Em um julgamento histórico que durou mais de três meses e foi diversas vezes interrompido devido à pandemia de coronavírus, a Justiça da França condenou os 14 envolvidos nos atentados contra o semanário satírico Charlie Hebdo e um supermercado de produtos kosher em Paris em janeiro de 2015.

Eles foram considerados culpados por terem prestado apoio logístico aos irmãos Said e Cherif Kouachi —que mataram 12 pessoas no jornal no dia 7— e a Amedy Coulibaly —que atirou contra uma policial no dia 8 e contra quatro judeus no dia 9 no mercado.

As sentenças vão de quatro anos a prisão perpétua e foram divulgadas quando os franceses enfrentam uma nova onda de terrorismo islâmico, com a decapitação de um professor e a morte de três pessoas em um ataque a faca na basílica de Nice, no sul do país, em outubro.

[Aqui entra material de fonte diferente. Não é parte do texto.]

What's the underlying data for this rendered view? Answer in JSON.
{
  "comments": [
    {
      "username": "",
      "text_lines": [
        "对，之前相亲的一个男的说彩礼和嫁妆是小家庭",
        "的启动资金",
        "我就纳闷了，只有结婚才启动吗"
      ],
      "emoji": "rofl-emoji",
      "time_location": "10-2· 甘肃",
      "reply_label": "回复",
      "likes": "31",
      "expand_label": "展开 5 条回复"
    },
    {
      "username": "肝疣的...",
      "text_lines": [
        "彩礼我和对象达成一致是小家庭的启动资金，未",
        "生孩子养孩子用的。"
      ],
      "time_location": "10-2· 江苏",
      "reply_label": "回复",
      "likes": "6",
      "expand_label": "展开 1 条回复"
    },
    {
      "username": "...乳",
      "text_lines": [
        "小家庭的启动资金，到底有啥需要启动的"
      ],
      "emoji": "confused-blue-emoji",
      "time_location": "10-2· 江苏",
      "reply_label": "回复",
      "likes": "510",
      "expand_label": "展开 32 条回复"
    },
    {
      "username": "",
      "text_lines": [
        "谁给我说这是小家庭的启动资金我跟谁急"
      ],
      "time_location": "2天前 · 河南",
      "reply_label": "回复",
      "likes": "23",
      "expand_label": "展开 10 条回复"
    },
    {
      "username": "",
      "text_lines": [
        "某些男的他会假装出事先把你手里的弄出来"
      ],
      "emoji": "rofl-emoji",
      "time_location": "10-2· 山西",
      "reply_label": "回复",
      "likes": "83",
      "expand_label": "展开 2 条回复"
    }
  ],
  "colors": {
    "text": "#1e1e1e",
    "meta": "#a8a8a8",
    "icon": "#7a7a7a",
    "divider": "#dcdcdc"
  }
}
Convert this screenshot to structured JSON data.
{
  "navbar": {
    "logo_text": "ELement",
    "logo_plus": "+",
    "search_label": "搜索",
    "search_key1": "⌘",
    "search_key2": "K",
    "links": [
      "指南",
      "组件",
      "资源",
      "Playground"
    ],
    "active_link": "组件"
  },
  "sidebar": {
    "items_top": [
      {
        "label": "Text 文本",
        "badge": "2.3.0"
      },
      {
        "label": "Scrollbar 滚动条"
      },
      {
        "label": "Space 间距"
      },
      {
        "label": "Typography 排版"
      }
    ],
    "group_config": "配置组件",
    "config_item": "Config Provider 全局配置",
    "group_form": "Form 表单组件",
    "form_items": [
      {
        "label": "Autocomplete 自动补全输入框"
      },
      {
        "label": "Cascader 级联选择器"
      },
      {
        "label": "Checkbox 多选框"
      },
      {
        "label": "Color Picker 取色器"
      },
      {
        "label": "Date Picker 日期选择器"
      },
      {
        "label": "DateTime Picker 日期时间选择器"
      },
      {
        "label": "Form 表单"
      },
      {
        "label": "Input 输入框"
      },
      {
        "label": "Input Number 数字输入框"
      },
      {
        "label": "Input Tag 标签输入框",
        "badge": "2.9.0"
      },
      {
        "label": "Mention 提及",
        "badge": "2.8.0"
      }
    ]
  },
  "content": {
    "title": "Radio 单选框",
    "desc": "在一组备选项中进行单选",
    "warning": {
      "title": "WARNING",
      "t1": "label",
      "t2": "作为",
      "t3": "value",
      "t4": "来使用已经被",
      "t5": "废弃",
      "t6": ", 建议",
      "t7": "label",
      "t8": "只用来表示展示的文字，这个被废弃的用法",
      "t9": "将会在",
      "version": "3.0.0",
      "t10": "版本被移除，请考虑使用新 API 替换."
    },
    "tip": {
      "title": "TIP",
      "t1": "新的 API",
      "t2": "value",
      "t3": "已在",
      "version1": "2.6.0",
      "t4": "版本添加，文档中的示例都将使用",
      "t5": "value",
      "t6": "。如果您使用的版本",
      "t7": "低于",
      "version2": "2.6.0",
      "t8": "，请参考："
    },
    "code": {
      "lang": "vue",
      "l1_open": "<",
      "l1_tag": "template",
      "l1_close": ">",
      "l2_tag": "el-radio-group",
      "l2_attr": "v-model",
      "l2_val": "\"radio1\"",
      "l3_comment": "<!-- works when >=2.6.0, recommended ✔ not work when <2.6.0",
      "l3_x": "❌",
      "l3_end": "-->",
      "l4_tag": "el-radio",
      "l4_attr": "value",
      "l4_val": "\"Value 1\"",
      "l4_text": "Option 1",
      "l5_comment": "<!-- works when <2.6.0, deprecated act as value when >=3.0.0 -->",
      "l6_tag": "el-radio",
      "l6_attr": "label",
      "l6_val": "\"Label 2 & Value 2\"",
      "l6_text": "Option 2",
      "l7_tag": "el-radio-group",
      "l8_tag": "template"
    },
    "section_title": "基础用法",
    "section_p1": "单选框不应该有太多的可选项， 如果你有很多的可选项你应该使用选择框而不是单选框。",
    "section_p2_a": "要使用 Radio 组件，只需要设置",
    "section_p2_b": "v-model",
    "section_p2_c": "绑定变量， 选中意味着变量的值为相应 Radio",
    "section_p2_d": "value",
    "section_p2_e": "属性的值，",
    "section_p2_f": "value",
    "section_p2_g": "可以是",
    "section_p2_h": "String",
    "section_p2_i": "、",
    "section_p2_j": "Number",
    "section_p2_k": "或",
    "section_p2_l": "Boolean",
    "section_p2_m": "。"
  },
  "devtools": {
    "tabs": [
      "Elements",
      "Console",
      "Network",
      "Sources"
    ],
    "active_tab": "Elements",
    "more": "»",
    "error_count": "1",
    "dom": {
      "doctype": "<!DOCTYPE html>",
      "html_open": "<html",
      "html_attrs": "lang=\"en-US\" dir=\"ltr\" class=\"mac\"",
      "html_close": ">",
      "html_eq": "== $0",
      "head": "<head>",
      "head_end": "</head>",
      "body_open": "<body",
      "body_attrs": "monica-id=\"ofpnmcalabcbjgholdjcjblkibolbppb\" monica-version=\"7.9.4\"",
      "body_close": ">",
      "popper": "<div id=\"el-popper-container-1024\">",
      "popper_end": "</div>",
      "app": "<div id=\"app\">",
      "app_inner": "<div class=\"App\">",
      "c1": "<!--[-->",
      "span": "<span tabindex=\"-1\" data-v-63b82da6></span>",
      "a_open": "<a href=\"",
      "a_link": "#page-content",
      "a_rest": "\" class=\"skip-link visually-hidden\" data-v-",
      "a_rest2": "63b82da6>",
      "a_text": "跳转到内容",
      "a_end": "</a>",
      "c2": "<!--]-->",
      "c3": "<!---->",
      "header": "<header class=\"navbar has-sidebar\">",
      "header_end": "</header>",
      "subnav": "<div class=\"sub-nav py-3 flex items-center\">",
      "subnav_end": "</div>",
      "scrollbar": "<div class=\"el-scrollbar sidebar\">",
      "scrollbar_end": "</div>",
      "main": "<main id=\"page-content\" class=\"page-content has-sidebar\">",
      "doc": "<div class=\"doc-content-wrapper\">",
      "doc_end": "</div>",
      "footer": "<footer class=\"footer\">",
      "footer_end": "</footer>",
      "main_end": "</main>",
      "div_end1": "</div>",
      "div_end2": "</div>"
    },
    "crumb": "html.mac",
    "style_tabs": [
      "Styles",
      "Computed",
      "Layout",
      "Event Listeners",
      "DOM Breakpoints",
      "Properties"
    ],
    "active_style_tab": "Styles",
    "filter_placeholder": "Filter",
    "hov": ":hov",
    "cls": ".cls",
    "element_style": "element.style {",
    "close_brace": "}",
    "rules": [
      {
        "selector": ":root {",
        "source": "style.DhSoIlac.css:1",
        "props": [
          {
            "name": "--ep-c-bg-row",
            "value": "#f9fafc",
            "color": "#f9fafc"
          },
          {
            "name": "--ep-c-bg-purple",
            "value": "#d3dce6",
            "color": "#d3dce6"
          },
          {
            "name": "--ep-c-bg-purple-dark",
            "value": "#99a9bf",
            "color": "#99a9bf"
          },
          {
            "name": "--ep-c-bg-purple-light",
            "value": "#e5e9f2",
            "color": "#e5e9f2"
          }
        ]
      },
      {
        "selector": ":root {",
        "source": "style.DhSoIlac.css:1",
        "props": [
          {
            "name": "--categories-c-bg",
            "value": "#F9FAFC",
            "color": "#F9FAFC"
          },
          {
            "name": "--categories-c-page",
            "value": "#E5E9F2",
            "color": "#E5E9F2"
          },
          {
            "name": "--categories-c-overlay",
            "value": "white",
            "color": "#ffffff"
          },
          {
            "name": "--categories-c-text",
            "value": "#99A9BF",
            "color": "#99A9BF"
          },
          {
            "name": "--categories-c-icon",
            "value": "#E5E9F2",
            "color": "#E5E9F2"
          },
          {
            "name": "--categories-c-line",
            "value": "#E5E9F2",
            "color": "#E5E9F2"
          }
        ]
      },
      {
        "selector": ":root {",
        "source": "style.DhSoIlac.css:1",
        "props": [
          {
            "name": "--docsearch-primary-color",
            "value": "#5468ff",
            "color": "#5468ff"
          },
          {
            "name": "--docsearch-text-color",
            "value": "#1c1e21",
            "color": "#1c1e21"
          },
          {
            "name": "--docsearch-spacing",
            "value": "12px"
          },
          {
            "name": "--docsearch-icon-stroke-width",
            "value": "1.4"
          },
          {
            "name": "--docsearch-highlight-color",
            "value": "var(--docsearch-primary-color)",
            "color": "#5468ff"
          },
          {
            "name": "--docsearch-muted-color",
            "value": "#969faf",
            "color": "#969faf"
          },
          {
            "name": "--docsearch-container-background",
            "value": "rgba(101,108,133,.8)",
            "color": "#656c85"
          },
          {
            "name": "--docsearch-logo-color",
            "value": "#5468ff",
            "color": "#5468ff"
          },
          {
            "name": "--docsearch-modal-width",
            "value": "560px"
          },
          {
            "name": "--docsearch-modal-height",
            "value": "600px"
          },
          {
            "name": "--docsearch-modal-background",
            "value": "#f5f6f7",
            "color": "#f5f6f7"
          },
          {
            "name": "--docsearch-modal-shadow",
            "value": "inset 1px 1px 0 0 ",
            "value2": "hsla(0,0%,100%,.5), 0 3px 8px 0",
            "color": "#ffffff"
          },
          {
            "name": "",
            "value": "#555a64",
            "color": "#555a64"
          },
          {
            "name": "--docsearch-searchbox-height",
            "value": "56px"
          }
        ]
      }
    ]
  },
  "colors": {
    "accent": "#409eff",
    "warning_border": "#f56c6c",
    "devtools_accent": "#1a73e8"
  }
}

Os irmãos Kouachi invadiram a Redação do Charlie Hebdo armados, disseram que representavam um braço da organização terrorista Al Qaeda e dispararam gritando "Allahu akbar!" (Deus é maior), segundo relatos de sobreviventes. Mataram 12 pessoas, incluindo alguns dos chargistas mais célebres da França.

O jornal tinha publicado charges que ridicularizavam Maomé —os muçulmanos consideram uma blasfêmia desenhar a figura do fundador do islã.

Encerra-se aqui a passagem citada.